L’idolâtrie, en général, c’est une pratique reprochée par les religions du livre aux païens. Il s’agit de la vénération des images ou des représentations du divin. C’est d’ailleurs un mot qui appartient à leur langage et leur vision du monde. Pourtant, cela ne signifie nullement que tout ceux qui se servent d’une image du divin, soient des idolâtres. Je suis allé chercher une définition plus précise sur un site monothéiste pour être sure de leur point de vue

Consiste à diviniser ce qui n’est pas Dieu (Mt 6, 24). Sa source est dans le refus de l’homme de reconnaître la souveraineté de Dieu créateur, seul vrai Dieu. Dans l’Ancien Testament ce mot désignait le culte rendu à d’autres dieux que le Dieu d’Israël.

Site Église Catholique de France, édité par la conférence des évêques de France – https://eglise.catholique.fr/glossaire/idolatrie/ – relevé le 2 janvier 2018

En faite l’adoration des idoles fait référence à la révérence faite aux faux dieux, notamment l’adoration excessive de leurs représentations sacralisées. Sauf que ce point de vue n’est valable que si on admet qu’il n’y est qu’un seul dieu (monothéisme), que tout ce qui existe ne soit pas dieu (transcendance) et que la représentation d’une divinité soit considéré comme sacré. Trois points, qui se discutent.

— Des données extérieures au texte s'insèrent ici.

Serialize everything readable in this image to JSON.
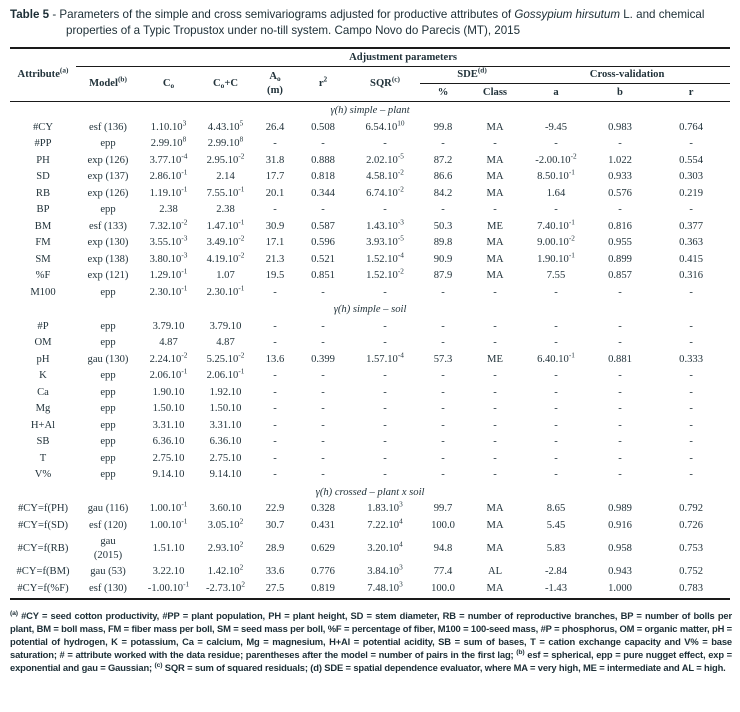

Immanence et transcendance

Pour ma part l’idée d’un divin qui soit seulement unique ou seulement multiples, ne se pose pas pour moi. Ce qui est divin est unique en son principe et multiples en ses manifestations. Ensuite, nous touchons au débat sur l’immanence ou la transcendance du divin. Qui pour ma part ne peut pas faire débat, le divin étant le tout qui est en tout, l’origine et la fin, il est à la fois immanent (contenu dans la nature de tout ce qui est) et transcendant ( qui est supérieur, dépasse les limites de ce qui est, du monde, et lui est supérieur). Il est à l’extérieur de soi comme en soi.

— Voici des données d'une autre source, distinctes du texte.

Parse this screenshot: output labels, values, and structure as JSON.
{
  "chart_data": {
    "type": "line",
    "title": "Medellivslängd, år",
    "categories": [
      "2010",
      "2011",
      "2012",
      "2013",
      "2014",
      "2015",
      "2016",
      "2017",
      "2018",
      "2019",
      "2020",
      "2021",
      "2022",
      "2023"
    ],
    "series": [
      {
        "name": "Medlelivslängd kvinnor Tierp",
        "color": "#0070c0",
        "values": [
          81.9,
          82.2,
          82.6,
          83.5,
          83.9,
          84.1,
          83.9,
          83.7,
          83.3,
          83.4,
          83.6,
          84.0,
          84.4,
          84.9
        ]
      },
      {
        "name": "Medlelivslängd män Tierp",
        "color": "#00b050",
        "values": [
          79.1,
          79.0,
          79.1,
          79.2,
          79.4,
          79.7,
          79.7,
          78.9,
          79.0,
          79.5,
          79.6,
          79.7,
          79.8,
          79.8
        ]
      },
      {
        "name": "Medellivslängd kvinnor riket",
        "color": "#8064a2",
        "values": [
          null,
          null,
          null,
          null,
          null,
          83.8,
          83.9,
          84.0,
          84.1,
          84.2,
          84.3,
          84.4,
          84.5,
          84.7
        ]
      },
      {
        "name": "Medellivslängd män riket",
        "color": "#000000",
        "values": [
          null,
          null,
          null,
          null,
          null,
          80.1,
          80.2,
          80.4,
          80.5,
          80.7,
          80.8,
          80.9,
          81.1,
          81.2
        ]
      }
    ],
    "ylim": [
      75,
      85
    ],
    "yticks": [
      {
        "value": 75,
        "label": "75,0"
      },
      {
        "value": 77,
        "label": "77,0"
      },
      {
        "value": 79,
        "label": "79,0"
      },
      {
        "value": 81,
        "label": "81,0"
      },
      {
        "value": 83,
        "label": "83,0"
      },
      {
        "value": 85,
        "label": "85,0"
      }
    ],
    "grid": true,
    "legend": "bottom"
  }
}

L’objet et le dieu, le profane et le sacré

Enfin, je ne considère pas mes représentations du divin comme sacré. Si une statue se brise, c’est une statue qui se brise, pas une divinité ou un sacrilège. C’est de la matière, qui a été support de l’idée que je me fais d’une facette du divin et un point de focal pour ma dévotion. Elle porte une part de la divinité, puisqu’elle fait partie du monde crée, mais n’est pas le réceptacle de toute la divinité. La briser ne brise pas le dieu, ni ne lui porte offense. La statue, le dessin ou la peinture de la divinité permet de se faire une idée de « ce qui est divin » sous une forme à ma portée et créer une relation qui puisse passer par le matériel, le geste, l’offrande, la prière. Car nous sommes des êtres matériels et nous concrétisons notre foi, par du tangible, une façon d’être. Comme nous rendons concrètes nos qualités, nos défauts et ce que nous sommes par nos actions et les expériences que nous vivons. La statue ou l’image, c’est aussi la forme sous laquelle peut nous apparaitre en rêve ou en vision, « ce qui est divin ». C’est notre façon de le/la percevoir ou est-ce la façon dont il/elle se rend perceptible ? Hum… je dirais les deux.